Recentemente, in un'ampia coorte di uomini affetti da ipogonadismo, IPB e sindrome metabolica, la normalizzazione dei livelli plasmatici di testosterone dopo terapia sostitutiva, non solo si è dimostrata in grado di migliorare significativamente i parametri della sindrome metabolica, ma ha anche portato alla diminuzione della sintomatologia dei LUTS, senza alcun cambiamento significativo nella dimensione della prostata.
Un possibile effetto benefico del trattamento con testosterone sulla patologia prostatica è stato  suggerito anche da studi preclinici. In un modello animale di ipogonadismo ipogonadotropo associato a sindrome metabolica, si è dimostrato lo sviluppo di alterazioni morfo-strutturali e molecolari a livello di tutto il tratto uro-genitale ivi compresa prostata e vescica.

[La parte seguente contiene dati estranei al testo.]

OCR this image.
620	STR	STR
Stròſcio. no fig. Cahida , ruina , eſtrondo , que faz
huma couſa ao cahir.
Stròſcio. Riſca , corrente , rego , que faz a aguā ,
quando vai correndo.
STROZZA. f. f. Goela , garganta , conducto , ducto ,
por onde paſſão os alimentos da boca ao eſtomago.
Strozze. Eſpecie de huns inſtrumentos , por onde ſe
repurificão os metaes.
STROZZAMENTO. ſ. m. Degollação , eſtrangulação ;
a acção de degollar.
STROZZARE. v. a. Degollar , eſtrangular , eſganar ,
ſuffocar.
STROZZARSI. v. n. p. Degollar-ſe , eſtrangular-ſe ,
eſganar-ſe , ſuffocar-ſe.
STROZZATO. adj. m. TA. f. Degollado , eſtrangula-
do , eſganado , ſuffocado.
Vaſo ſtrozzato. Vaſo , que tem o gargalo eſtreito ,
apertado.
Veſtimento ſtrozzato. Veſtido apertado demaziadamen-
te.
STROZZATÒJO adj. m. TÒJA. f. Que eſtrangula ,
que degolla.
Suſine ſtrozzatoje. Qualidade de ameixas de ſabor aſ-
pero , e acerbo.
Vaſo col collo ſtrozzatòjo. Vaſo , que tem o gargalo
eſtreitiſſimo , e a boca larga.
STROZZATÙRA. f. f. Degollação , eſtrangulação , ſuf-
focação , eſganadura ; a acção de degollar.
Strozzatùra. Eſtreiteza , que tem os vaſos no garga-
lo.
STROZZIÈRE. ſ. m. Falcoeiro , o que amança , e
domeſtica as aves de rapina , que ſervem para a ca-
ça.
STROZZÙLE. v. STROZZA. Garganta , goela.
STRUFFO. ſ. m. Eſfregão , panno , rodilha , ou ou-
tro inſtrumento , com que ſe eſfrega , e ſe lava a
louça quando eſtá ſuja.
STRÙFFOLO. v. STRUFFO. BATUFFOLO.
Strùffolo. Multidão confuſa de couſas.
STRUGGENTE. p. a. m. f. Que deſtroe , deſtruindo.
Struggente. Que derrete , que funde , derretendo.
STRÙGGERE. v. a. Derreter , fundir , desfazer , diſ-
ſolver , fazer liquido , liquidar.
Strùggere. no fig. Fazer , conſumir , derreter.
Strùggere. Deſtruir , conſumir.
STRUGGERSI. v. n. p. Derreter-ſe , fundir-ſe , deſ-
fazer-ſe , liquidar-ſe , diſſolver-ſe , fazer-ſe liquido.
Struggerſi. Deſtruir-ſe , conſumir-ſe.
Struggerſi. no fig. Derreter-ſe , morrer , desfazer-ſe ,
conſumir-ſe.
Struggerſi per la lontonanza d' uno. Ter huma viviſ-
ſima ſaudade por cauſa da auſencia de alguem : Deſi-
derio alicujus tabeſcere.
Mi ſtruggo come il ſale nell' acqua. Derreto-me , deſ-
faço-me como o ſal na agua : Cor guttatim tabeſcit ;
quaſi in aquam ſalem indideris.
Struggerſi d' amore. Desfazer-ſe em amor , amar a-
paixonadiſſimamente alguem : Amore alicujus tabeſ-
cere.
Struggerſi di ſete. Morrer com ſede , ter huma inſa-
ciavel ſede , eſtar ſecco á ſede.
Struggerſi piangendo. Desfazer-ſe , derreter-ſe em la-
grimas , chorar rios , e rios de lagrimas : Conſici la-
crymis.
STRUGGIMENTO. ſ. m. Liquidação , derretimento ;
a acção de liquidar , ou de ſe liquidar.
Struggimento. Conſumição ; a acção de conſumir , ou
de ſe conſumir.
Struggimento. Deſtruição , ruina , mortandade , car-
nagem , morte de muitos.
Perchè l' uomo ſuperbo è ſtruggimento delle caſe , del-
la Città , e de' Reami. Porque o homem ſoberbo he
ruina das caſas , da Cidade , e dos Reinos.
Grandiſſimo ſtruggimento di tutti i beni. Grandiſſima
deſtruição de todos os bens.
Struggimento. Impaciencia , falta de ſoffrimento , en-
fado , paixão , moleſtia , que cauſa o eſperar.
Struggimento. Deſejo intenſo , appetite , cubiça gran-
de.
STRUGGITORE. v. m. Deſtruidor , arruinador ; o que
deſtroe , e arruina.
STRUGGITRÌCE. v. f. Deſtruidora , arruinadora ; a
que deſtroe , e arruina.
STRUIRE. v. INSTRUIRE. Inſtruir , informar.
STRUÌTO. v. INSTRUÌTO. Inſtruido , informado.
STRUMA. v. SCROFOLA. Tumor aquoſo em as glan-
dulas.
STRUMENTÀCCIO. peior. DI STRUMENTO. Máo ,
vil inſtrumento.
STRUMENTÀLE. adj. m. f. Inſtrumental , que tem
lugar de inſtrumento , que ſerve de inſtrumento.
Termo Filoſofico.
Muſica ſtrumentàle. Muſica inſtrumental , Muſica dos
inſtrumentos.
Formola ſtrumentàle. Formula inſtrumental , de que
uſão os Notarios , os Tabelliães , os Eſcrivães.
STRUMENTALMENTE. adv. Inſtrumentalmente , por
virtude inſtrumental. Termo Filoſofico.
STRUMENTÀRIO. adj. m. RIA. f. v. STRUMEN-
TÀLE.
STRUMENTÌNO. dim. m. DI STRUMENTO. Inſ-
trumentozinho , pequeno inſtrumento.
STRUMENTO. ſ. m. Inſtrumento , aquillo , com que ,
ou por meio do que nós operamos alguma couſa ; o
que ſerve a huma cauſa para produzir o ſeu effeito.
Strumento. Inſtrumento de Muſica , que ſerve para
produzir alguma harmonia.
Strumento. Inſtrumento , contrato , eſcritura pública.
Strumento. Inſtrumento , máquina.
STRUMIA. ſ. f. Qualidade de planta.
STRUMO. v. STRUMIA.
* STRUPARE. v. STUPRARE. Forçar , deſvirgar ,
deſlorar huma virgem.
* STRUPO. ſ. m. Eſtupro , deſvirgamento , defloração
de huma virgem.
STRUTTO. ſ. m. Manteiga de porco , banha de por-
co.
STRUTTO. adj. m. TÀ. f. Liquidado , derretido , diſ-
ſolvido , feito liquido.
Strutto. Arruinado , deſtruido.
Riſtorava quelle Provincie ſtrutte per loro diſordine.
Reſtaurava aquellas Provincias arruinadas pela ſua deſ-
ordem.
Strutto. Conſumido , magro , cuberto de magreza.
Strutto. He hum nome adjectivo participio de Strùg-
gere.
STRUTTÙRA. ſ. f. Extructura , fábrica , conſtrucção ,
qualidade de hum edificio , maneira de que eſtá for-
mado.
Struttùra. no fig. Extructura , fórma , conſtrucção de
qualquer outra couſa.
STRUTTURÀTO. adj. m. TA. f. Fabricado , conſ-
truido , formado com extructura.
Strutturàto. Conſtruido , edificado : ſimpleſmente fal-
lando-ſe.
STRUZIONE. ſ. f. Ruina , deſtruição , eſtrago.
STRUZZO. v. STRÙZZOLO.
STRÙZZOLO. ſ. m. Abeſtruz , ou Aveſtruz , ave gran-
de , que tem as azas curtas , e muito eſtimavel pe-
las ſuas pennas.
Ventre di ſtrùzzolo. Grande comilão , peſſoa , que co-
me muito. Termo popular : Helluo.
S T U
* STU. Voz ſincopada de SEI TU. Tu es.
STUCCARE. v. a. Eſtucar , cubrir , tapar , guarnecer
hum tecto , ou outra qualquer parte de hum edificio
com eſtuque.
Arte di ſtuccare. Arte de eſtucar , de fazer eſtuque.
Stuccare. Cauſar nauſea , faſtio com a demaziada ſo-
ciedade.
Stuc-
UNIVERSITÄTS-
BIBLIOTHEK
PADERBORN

In particolare, a livello prostatico la sindrome metabolica induce una marcata infiammazione intraprostatica associata ad ipossia (diminuzione dell’ossigeno), e rimodellamento tissutale, componenti chiave nello sviluppo e nella progressione dell' IPB. E' interessante notare come il trattamento sostitutivo con testosterone in questi animali affetti da sindrome metabolica e ipogonadismo impedisse completamente lo sviluppo di queste alterazioni prostatiche. Un analogo effetto benefico del testosterone è stato osservato anche a livello della vescica.
Un recente studio retrospettivo su una piccola casistica di pazienti affetti da IPB e sottoposti a prostatectomia radicale, ha evidenziato che l'ipogonadismo era associato ad un rischio cinque volte maggiore di una severa infiammazione intraprostatica. Anche studi in vitro hanno dimostrato che gli androgeni  svolgono un potente ruolo anti-infiammatorio sulle cellule umane prostatiche.  

Pertanto, il trattamento con testosterone dovrebbe essere considerato più un amico che un nemico della prostata. Infatti, recenti studi epidemiologici ed istopatologici hanno evidenziato che l'infiammazione cronica intraprostatica è il "primum movens" da cui origina lo stimolo proliferativo  per le cellule stromali ed epiteliali prostatiche, ed il rimaneggiamento tissutale tipico dell'IPB.

In linea con queste evidenze, un recente survey di più di 1.300 pazienti affetti da ipogonadismo in terapia sostitutiva con testosterone,  ha dimostrato che l' incidenza di cancro alla prostata durante la terapia a lungo termine era equivalente a quella attesa nella popolazione generale.  Questo studio suggerisce  che un trattamento a base di testosterone, proprio in virtù del monitoraggio regolare della prostata, permette una diagnosi precoce di cancro della prostata e può essere, pertanto,  più sicuro per l'individuo di ogni altra alternativa senza sorveglianza clinica.